NEWS

From Tamil Nadu, another tale of wasted youth, and murder

By A Ganesh Nadar
October 22, 2013

Three engineering students from Tuticorin are in jail for their college principal's murder. A Ganesh Nadar finds out what went wrong.

As he got out of his car in the college parking lot at 8:30 am on October 10, L R D Suresh, principal of the Infant Jesus Engineering College in Tuticorin, Tamil Nadu, was hacked to death with knives and swords.

Suresh, 44, was principal of the college for four years. Earlier, he was a professor at an engineering college in Karaikal, Pondicherry.

Suresh was known to be a disciplinarian, and a man of ideals.

"He could easily afford a driver, but he did not hire one," says Suresh's mother who did not want to be named for this report.

"He used to tell me, 'What if the driver is late to work? I will get late, so I don't want one.' If he had a driver maybe he would have been saved. At least they would not have caught him alone."

The principal had suspended a student, P Pichaikannan, for a fight with two other students over a seat on a bus.

Pichaikannan, a final year aeronautical engineering student, and two of his friends, Prabaharan and Danish, are in jail for Suresh's murder.

Prabaharan, from Nagaipattinam district, is a third year civil engineering student.

Danish, a Sri Lankan Tamil from the Okkur camp in Sivaganga district, is a final year student of information technology engineering.

Pichaikannan is from Vellarikaioorani village, near Nazareth in Tamil Nadu's Tuticorin district.

A classmate of his from school, Sneha, says he was an average student and very low profile in school. Though he never spoke to girls in class, Sneha claims, he had most of their mobile numbers and used to be in touch with them after school hours.

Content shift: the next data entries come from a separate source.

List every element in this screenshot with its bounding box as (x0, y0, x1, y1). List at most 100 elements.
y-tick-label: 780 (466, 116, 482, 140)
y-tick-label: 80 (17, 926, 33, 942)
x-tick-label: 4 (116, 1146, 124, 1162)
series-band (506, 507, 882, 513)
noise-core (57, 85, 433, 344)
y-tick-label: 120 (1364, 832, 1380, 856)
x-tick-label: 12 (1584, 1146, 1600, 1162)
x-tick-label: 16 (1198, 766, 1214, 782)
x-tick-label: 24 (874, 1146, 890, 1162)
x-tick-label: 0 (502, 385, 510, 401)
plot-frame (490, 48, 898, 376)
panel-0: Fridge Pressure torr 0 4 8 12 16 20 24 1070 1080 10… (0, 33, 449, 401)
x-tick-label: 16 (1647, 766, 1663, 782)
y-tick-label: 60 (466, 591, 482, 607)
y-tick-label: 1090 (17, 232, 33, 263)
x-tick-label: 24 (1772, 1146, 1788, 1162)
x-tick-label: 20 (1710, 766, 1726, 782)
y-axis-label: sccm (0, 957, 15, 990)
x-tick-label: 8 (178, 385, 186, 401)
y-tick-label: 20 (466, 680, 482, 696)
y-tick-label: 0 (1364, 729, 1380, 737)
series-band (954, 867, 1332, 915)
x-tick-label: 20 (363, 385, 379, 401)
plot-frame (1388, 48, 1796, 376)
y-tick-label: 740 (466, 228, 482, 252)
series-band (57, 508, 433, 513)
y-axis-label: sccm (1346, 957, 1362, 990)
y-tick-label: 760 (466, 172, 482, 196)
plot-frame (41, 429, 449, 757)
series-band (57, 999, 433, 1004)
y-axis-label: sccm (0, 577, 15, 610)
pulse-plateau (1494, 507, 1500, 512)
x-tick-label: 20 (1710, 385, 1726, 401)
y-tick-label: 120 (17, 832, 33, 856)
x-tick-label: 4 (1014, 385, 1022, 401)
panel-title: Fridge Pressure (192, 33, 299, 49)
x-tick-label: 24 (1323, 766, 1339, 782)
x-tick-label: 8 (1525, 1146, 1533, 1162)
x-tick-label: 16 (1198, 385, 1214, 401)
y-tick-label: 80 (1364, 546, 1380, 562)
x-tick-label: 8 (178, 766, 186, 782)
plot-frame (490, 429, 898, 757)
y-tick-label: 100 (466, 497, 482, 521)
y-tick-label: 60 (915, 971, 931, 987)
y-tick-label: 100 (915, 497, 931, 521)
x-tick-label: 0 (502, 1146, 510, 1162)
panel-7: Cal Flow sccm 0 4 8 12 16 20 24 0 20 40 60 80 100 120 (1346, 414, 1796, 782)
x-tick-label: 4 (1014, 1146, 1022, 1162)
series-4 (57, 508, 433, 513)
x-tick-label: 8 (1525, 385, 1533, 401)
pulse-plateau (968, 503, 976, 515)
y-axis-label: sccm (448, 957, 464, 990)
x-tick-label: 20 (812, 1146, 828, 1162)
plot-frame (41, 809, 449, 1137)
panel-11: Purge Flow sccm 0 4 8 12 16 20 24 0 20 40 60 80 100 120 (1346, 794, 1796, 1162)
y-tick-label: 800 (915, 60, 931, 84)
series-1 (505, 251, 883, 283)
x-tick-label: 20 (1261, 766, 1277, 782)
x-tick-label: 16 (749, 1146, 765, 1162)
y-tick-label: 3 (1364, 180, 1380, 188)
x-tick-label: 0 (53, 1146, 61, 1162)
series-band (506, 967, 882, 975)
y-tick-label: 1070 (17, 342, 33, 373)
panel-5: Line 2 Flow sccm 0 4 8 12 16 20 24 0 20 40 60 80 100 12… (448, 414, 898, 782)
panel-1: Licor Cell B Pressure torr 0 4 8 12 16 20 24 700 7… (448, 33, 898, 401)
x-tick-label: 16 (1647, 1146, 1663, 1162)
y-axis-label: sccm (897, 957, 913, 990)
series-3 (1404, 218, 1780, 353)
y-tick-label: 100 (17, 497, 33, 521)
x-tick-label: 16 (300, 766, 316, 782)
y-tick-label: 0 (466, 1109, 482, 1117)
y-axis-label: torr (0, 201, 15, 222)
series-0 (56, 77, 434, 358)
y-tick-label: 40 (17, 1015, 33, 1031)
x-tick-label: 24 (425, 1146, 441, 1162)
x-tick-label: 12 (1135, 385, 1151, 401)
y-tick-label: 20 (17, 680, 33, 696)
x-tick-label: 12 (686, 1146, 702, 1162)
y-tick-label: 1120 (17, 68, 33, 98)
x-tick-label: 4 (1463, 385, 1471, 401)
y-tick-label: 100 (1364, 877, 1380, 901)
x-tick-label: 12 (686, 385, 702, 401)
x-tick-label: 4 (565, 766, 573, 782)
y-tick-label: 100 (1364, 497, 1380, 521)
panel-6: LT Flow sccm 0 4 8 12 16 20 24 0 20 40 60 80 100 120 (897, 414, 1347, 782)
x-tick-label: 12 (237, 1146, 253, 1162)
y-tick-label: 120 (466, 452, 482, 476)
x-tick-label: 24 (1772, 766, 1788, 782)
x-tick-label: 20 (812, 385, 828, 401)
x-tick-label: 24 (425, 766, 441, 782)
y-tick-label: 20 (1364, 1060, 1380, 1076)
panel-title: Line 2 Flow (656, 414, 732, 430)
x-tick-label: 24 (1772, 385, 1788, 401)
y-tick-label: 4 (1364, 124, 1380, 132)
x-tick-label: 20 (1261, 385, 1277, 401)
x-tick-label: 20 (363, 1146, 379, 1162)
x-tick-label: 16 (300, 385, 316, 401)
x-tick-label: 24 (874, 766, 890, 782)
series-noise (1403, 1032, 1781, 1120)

"I remember we had to warn him for coming to school on a motorbike," says K Kandaswamy, principal of the Ganesar HSC school where Pichaikannan studied.

"We do not allow our students to come on motorbikes. It gives them an enlarged macho sense which does not augur well for discipline. He was reported to the disciplinary committee of the school. His father and grandfather assured us in writing that he would not repeat the offence."

Pichaikannan's friction with discipline apparently followed him to college. He got into an altercation with the lab assistant during the second year final exams. He was asked to leave the lab without completing his paper.

Again, his parents apologised to the authorities to let him complete the year.

For two years, Pichaikannan took the bus to college. In the third year, he refused to go by bus and started going to college on his motorbike.

As the distance between his home and college is more than 30 km, his parents admitted him to the college hostel. Alleged bad behaviour resulted in him being thrown out of the hostel.

Instead of going back home, he and two friends rented a room in Palayamcottai in Tirunelveli district.

"It is not overnight, this becoming a murderer," says a professor at the Tirunelvei Medical College Hospital's psychiatry department, speaking on condition of anonymity.

"It always starts with small things. These boys exhibit anti-social behaviour at a young age. In school, they will not do their homework. They will ignore teachers. They will bully other students. They will be involved in eve teasing. Anything to show their 'I don't care' attitude image for their fellow students," the professor adds.

"They will see teachers who try to discipline them as their enemy. They will not cow down to authority and will challenge it frequently. We call them borderline cases. They might seem normal at most times, but the mask will slip."

"Murdering the principal is the last in a long list of similar violent behaviour," the professor believes. "He (Pichaikannan) must have quarrelled and beaten up fellow students many times."

A week before Suresh's murder, Pichaikannan was reported to have been in a violent scuffle with fellow students over a seat on a bus. That got him suspended from college.

The three arrested students are alleged to have been dispensers of justice on the college premises.

"It was always us versus them. That was the attitude of these three students," says a cousin of Suresh's who works at the Pope Engineering college, Sawyerpuram, Tuticorin.

"They had been constantly challenging his (the principal's) authority and he had no choice but to be strict with them."

In the small village of Vellarikaioorani, Pichaikannan's home seems huge compared to the other houses. There is a new tractor outside the house. His younger brother and the tractor driver are cleaning the tractor tyres when this reporter visits the home.

Even before I can say anything, the boy tells me to leave.

Pichaikannan's mother says the family did not know he had been suspended from college.

"Why could the college not inform us? They could have written to us, they could have phoned us, our number and address is in their records," she says. "I saw it on TV that my son has been arrested for murder. Till then we did not know what happened."